345. Memorandum From Secretary of State Rusk to the Administrator of the Agency for International Development (Gaud)1

SUBJECT

  • Supporting Assistance Level for Thailand

Your memorandum of May 192 noted that you have now approved a Supporting Assistance Level of $25.3 million for Thailand and that the U.S. Ambassador and AID Mission in Bangkok have urgently and consistently recommended an additional $11 million. You ask for guidance and instructions as to whether it is necessary on political/security grounds to grant the additional $11 million, which you argue the Thai could finance on their own.

I do believe that the additional $11 million is required on political/security grounds. Despite the favorable elements to which you refer in the Thai financial situation, I believe it is simply not realistic or politically feasible to ask the Thai to pick up this clearly needed amount in the necessary time frame. We have to reckon that the favorable Thai economic and financial situation, on an over-all basis, is balanced against counter-insurgency requirements which must at this moment have a considerable claim for priority attention on their financial resources. We must further reckon that Thailand remains under a serious threat of more direct aggression, so that the maintenance of some financial cushion is desirable from that standpoint in the interests of confidence. Finally, there is the element of the Thai contribution to the Viet-Nam conflict in the form of bases and most recently a battalion; I mention these not because our supporting assistance should in any sense be considered a quid pro quo—being rather determined by clear and largely insurgency-related needs—but because it accentuates the practical judgment that Thailand needs some leeway before it can expect to pick up additional costs related to the insurgency, to the degree that we would all agree was financially theoretically possible.

Let me say that I accept the clear implication of your memorandum that we should be moving the Thai to pick up a greater proportion of these costs, and we shall certainly be doing so in the coming year.

As you know, the Mission requested some $35 million in SA in its original FY-1967 program nearly a year ago, and it has consistently [Page 775] maintained that a program of this size was needed. The $25.3 million figure represented, not a field submission but a Washington allocation of then-available funds.

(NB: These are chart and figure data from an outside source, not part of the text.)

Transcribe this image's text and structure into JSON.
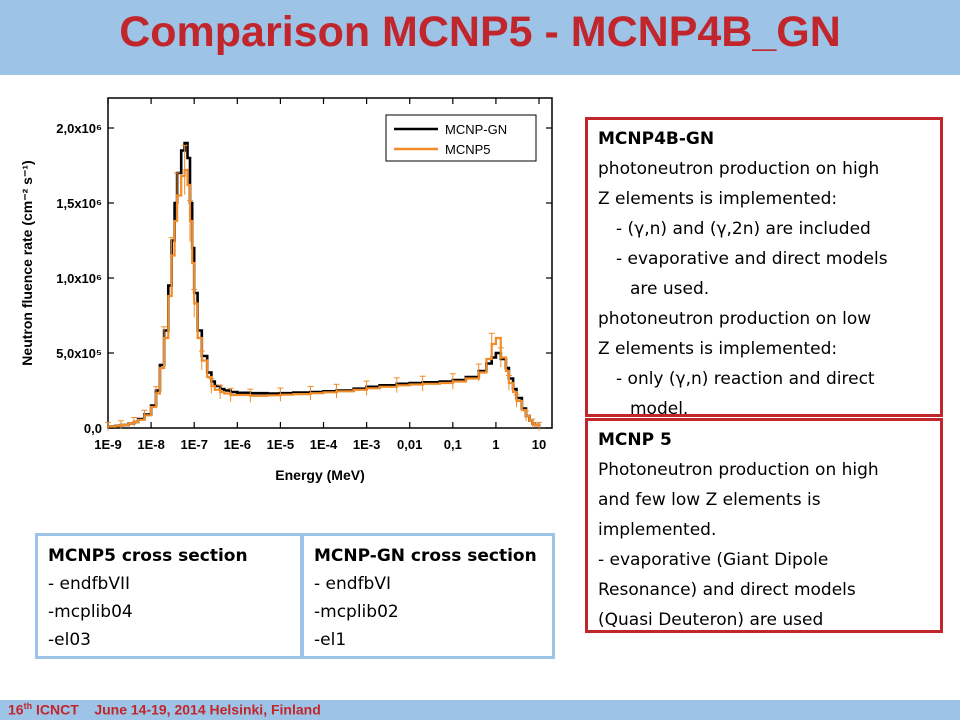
{
  "title": "Comparison MCNP5 - MCNP4B_GN",
  "colors": {
    "title": "#c0262c",
    "bar": "#9dc3e6",
    "panel_border": "#c0262c",
    "mcnp_gn": "#000000",
    "mcnp5": "#f28c28"
  },
  "chart_data": {
    "type": "line",
    "xlabel": "Energy (MeV)",
    "ylabel": "Neutron fluence rate (cm⁻² s⁻¹)",
    "x_scale": "log",
    "xlim": [
      1e-09,
      20
    ],
    "ylim": [
      0,
      2200000.0
    ],
    "x_ticks": [
      "1E-9",
      "1E-8",
      "1E-7",
      "1E-6",
      "1E-5",
      "1E-4",
      "1E-3",
      "0,01",
      "0,1",
      "1",
      "10"
    ],
    "y_ticks": [
      "0,0",
      "5,0x10⁵",
      "1,0x10⁶",
      "1,5x10⁶",
      "2,0x10⁶"
    ],
    "legend_position": "top-right",
    "x": [
      1e-09,
      1.5e-09,
      2e-09,
      3e-09,
      4e-09,
      5e-09,
      7e-09,
      1e-08,
      1.3e-08,
      1.6e-08,
      2e-08,
      2.5e-08,
      3e-08,
      3.5e-08,
      4e-08,
      5e-08,
      6e-08,
      7e-08,
      8e-08,
      9e-08,
      1e-07,
      1.2e-07,
      1.5e-07,
      2e-07,
      2.5e-07,
      3e-07,
      4e-07,
      5e-07,
      7e-07,
      1e-06,
      2e-06,
      5e-06,
      1e-05,
      2e-05,
      5e-05,
      0.0001,
      0.0002,
      0.0005,
      0.001,
      0.002,
      0.005,
      0.01,
      0.02,
      0.05,
      0.1,
      0.2,
      0.4,
      0.6,
      0.8,
      1,
      1.3,
      1.7,
      2,
      2.5,
      3,
      4,
      5,
      6,
      7,
      8,
      10
    ],
    "series": [
      {
        "name": "MCNP-GN",
        "values": [
          10000,
          15000,
          20000,
          30000,
          40000,
          60000,
          90000,
          150000,
          250000,
          420000,
          650000,
          950000,
          1250000,
          1500000,
          1700000,
          1850000,
          1900000,
          1800000,
          1500000,
          1200000,
          900000,
          650000,
          480000,
          370000,
          310000,
          280000,
          260000,
          250000,
          240000,
          235000,
          232000,
          230000,
          232000,
          236000,
          240000,
          245000,
          250000,
          262000,
          275000,
          285000,
          295000,
          300000,
          305000,
          310000,
          320000,
          340000,
          380000,
          430000,
          470000,
          500000,
          460000,
          400000,
          330000,
          260000,
          200000,
          130000,
          80000,
          50000,
          30000,
          20000,
          10000
        ]
      },
      {
        "name": "MCNP5",
        "values": [
          10000,
          15000,
          20000,
          30000,
          40000,
          55000,
          85000,
          140000,
          230000,
          400000,
          600000,
          880000,
          1150000,
          1380000,
          1550000,
          1680000,
          1720000,
          1620000,
          1380000,
          1100000,
          830000,
          600000,
          450000,
          340000,
          280000,
          255000,
          240000,
          230000,
          220000,
          220000,
          215000,
          218000,
          222000,
          226000,
          232000,
          238000,
          245000,
          255000,
          265000,
          275000,
          285000,
          290000,
          295000,
          300000,
          310000,
          330000,
          370000,
          460000,
          560000,
          600000,
          470000,
          380000,
          300000,
          240000,
          180000,
          120000,
          80000,
          50000,
          30000,
          20000,
          10000
        ]
      }
    ]
  },
  "panel_gn": {
    "heading": "MCNP4B-GN",
    "line1": "photoneutron production on high",
    "line2": "Z elements is implemented:",
    "line3": "- (γ,n) and (γ,2n) are included",
    "line4": "- evaporative and direct models",
    "line5": "are used.",
    "line6": "photoneutron production on low",
    "line7": "Z elements is implemented:",
    "line8": "- only (γ,n) reaction and direct",
    "line9": "model."
  },
  "panel_mcnp5": {
    "heading": "MCNP 5",
    "line1": "Photoneutron production on high",
    "line2": "and few  low Z elements is",
    "line3": "implemented.",
    "line4": " - evaporative (Giant Dipole",
    "line5": "Resonance) and direct models",
    "line6": "(Quasi Deuteron) are used"
  },
  "xs_mcnp5": {
    "heading": "MCNP5 cross section",
    "item1": "- endfbVII",
    "item2": "-mcplib04",
    "item3": "-el03"
  },
  "xs_gn": {
    "heading": "MCNP-GN cross section",
    "item1": "- endfbVI",
    "item2": "-mcplib02",
    "item3": "-el1"
  },
  "footer": {
    "edition": "16",
    "edition_suffix": "th",
    "conference": "ICNCT",
    "dates_place": "June 14-19, 2014 Helsinki, Finland"
  }
}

I do not believe we should get into the position, either to ourselves or before the Congress, that the $25.3 million and the $11 million have separate justifications—that one is “economic” and the other “political/security”. The total program was framed in accordance with the Missionʼs assessment of valid needs in order to achieve U.S. objectives in Thailand. In looking at the $11 million, we have concluded that the Thai could in theory finance it but that, for political and security reasons already noted, they cannot practicably be asked to take the necessary measures in this time frame. In a sense, our present reading of the Thai financial and political picture might in theory lead to an argument that some part, or even all, of the total $36.3 million program could be borne by the Thai. Regardless of where one might draw the line, the fact is that our over-all basis for the entire program is the economic, and particularly the insurgency-related, need of Thailand, and an over-all judgment that this is a fair contribution by the U.S. in light of all factors with stress on those of a political and security nature.

I trust that this gives you the guidance and comment that will enable you to go forward at once with the necessary actions.

Dean Rusk
  1. Source: Department of State, Central Files, AID (US) 10 THAI. Confidential. Drafted by Bundy.